Not entirely believing the story, he had the good sense to just think it over. He rested his chin on his knees and looked towards the window. He almost told his uncle about his feelings of loneliness that day, how he never really felt fully himself. He knew it would sound crazy, which would mean his uncle would listen.

He never spoke of it. Maybe if you were more like Jan?

Frustrated with the intermittent sleep, Aleksandr forced himself to sit up again. His legs had managed to get tangled in the blankets, and he fussed to pull them free. He kicked in his annoyance and finally slumped back against the couch, turning his head enough where he thought he could peer through the darkness and spot the outline of Jan bundled up in blankets.

“Ooooh, aren’t these guys twins? They don’t act alike, but their faces are exactly the same; they’re perfect copies of each other!”

He shook his head, lifting his fingers and pressing them on either side of the bridge of his nose. He was getting a headache from the lack of sleep, and he really wanted to get something so that he was less cranky in the morning. He doubted that Jan would be happy if he was snapping and snarling at everyone that came within a mile of him.

Turning his head, he rolled onto his side and stared through the darkness again. He narrowed his eyes in an attempt to see Jan’s outline on the floor, but it was just a pool of darkness where he could only hear soft breathing. He tapped his fingers against his cheek as he stared at the mass of black where Jan was probably so blissfully asleep.

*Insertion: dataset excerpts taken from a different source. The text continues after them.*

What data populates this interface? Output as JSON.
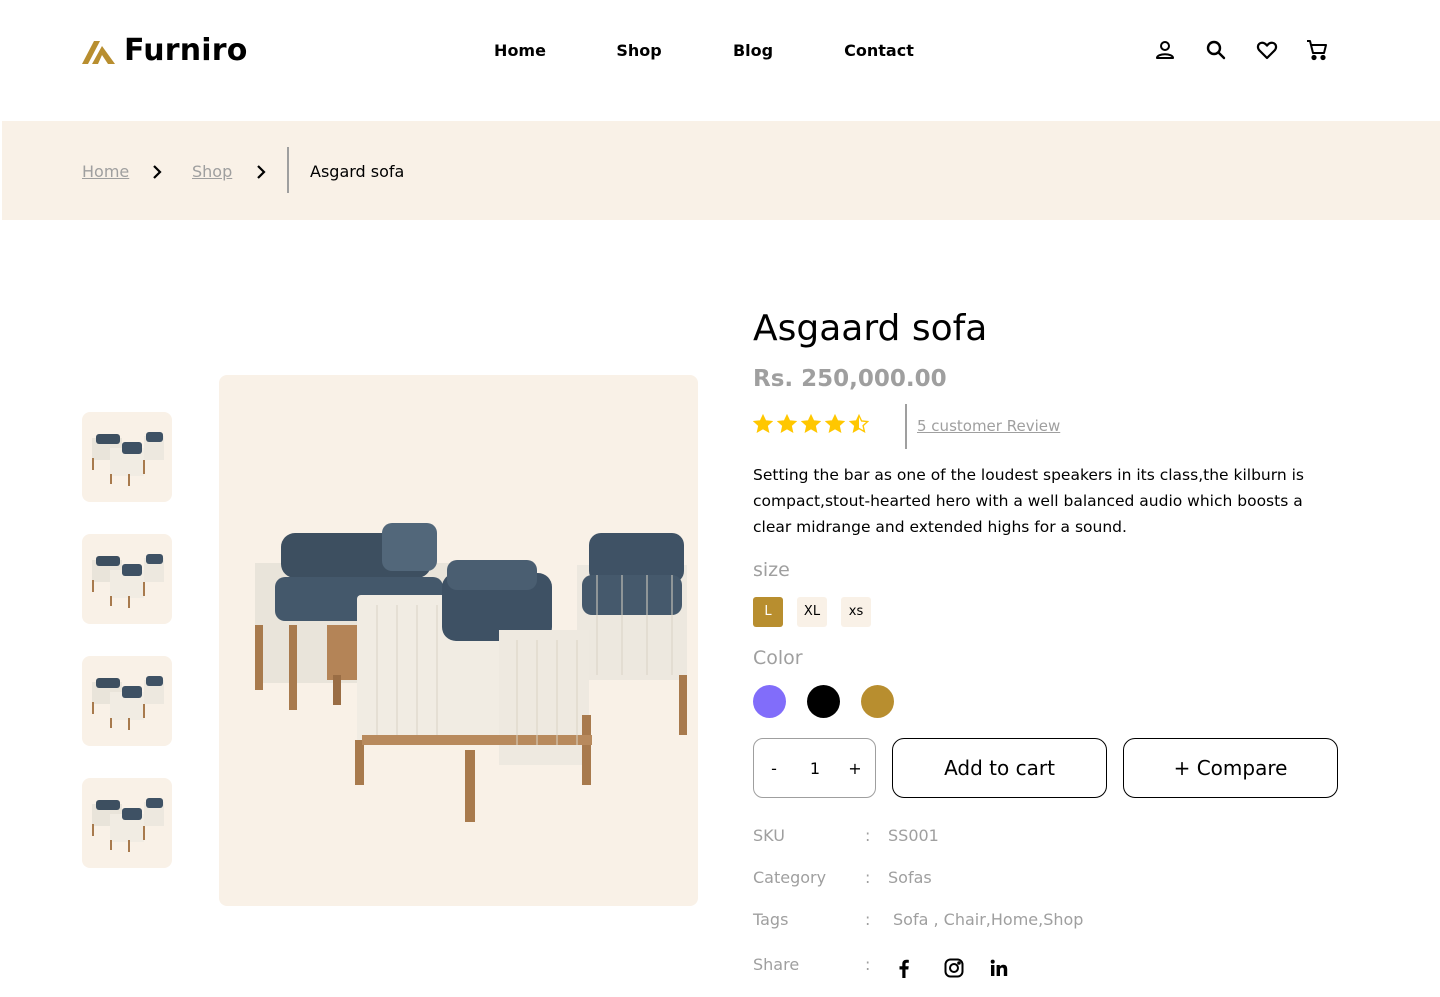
{
  "brand": {
    "name": "Furniro",
    "accent": "#B88E2F"
  },
  "nav": {
    "items": [
      "Home",
      "Shop",
      "Blog",
      "Contact"
    ]
  },
  "header_icons": [
    "user-icon",
    "search-icon",
    "heart-icon",
    "cart-icon"
  ],
  "breadcrumb": {
    "items": [
      "Home",
      "Shop"
    ],
    "current": "Asgard sofa"
  },
  "product": {
    "title": "Asgaard sofa",
    "price": "Rs. 250,000.00",
    "rating": 4.5,
    "rating_max": 5,
    "review_text": "5 customer Review",
    "description": "Setting the bar as one of the loudest speakers in its class,the kilburn is compact,stout-hearted hero with a well balanced audio which boosts a clear midrange and extended highs for a sound.",
    "size_label": "size",
    "sizes": [
      "L",
      "XL",
      "xs"
    ],
    "selected_size": "L",
    "color_label": "Color",
    "colors": [
      "#816DFA",
      "#000000",
      "#B88E2F"
    ],
    "quantity": "1",
    "qty_minus": "-",
    "qty_plus": "+",
    "add_to_cart": "Add to cart",
    "compare": "+ Compare",
    "thumbnail_count": 4,
    "meta": {
      "separator": ":",
      "sku_label": "SKU",
      "sku": "SS001",
      "category_label": "Category",
      "category": "Sofas",
      "tags_label": "Tags",
      "tags": "Sofa , Chair,Home,Shop",
      "share_label": "Share",
      "share_icons": [
        "facebook-icon",
        "instagram-icon",
        "linkedin-icon"
      ]
    }
  },
  "colors": {
    "cream": "#F9F1E7",
    "muted_text": "#9F9F9F",
    "star": "#FFC700"
  }
}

He sighed heavily and glanced away from the floor, allowing his confused haze to fall over his sleep-deprived brain. He still wondered how two people could look identical, have the same birthdate, but not be twins?

…they’re perfect copies of each other…!

Maybe if we were more like Jan?

Maybe if we were more like Amiboshi, you mean. Quit being a retard!

Unmindful of the intermittent soft blue glow from his left shoulder, Aleksandr finally managed to lay his head down and fall off to a dreamless sleep.